What I Love About This Country

The freedom we have to effect change in a variety of non-violent ways is what I love about the USA.

In an attempt to avoid impressions of bias against gun ownership or the NRA, I have owned guns and was, for a time, a member of the NRA. Both were experiences I enjoyed. This blog post isn’t about gun ownership or the NRA, it’s about freedom of choice and the power of the public.

The desire for change

Rising deaths of children in school as a result of armed attacks has triggered a desire among a growing percentage of the population to do something about the availability of semi-automatic weapons.

There have been many attempts to get legislators, at both the federal and state levels, to stop or severely restrict access to semi-automatic weapons…to no avail. The next step employed was to, through votes, replace legislators with new ones…ones hopefully more attuned to the public’s wishes.

“Changes in leadership” haven’t produced the desired results, consequently people are turning their attention to what speaks loudest…money.


According to a Washington Post article REI and Mountain Equipment, both outdoor co-ops, have stopped ordering from NRA affiliated companies based on the results of a consumer-signed petition as well as requests from customers.

Dick’s Sporting Goods has discontinued sales of military-style weapons and banned sales of other guns to under the age of 21. According to the article Kroger, Walmart and L.L. Bean have also raised the age for buying guns to 21…all without any legislative action.

Non-violent approach

These changes are being effected without any violence on the part of the public. That’s what makes this country great. We can effect change without resorting to violence. We have many avenues to effect change, are fully aware of them and choose to use them instead of resorting to violence.

For you

What that means for each of us is that there are always non-violent ways of achieving what we desire. And using them is always less costly and more effective than the violent approaches.

We hear evidence of that almost daily in the news about Arab-Israeli conflicts where violence intensifies rather than diminishes hostility…enrages rather than engenders collaboration…prolongs rather than shortens memories of past violence.

In moments of anger (we all experience them), pause a moment. Consider non-violent actions that can produce the desired result AND create a spirit of cooperation. Then implement one of them. If it doesn’t work, try another non-violent approach. Keep trying until you find one that works.

Remember, you have the power to effect change non-violently. Mahatma Gandhi, Desmond Tutu, Nelson Mandela, Martin Luther King, Jr. and Mother Teresa all did it. The only difference between them and us is their will (their desire) to effect change.

The kids in Florida (and around the country) are showing a strength of will that is helping those of us who are in a position to effect change to make that change happen…non-violently. Any violence in our action would be anathema to them and their wishes.

For our kids

It’s a part of our human nature to want to lash out verbally or physically when we feel hurt. Both are forms of violence. Share with your kids the amazing ways in which change is being effected today.

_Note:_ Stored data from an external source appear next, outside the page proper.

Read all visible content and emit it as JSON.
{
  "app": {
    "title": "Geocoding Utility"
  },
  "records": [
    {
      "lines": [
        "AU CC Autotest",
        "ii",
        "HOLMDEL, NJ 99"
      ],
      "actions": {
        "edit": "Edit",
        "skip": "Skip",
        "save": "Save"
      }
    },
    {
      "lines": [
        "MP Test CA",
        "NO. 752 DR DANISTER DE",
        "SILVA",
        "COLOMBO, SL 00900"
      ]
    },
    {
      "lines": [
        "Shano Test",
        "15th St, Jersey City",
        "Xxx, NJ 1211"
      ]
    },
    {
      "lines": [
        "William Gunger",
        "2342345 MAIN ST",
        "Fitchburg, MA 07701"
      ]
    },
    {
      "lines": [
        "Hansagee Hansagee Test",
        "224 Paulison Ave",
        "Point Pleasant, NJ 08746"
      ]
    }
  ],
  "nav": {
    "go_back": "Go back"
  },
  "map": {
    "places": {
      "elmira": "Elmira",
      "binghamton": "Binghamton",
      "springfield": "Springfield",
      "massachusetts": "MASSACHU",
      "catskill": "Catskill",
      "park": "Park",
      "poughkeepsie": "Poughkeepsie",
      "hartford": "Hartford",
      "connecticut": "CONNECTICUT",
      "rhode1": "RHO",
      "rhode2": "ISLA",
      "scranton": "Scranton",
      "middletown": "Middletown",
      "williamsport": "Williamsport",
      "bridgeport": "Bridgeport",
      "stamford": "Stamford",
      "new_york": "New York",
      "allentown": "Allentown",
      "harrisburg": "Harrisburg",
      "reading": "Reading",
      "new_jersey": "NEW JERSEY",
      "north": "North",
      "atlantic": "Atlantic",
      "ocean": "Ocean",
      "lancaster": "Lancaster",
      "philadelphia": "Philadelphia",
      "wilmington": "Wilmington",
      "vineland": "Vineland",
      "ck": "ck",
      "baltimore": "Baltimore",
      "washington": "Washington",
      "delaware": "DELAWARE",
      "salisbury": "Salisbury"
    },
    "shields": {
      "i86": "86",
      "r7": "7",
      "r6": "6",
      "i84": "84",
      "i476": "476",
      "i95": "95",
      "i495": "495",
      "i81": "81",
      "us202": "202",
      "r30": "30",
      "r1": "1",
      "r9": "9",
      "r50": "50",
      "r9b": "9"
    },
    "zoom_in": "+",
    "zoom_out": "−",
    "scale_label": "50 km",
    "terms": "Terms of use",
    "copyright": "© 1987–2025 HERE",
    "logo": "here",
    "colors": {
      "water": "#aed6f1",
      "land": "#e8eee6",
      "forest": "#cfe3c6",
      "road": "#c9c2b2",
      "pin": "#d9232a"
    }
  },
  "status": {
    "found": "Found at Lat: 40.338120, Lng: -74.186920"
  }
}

Let them know what attempts have been made. That not all attempts produce the desired result. But with the will to effect change and do so non-violently, will result in more and more ideas on how to accomplish that.

Finally, remind them that they can always tap into their subconscious minds to get an answer to what what their trying to achieve. It’s as simple as asking “How can I accomplish (what you desire) non-violently?”

Your and their subconscious minds will always produce an answer to the “How” question.

As I stated earlier, this isn’t about gun ownership or the NRA. This blog post is to remind us of how creative we are in finding non-violent ways of effecting change. That’s what makes us, and consequently, this country great. It’s why I love this country and am honored to be its citizen.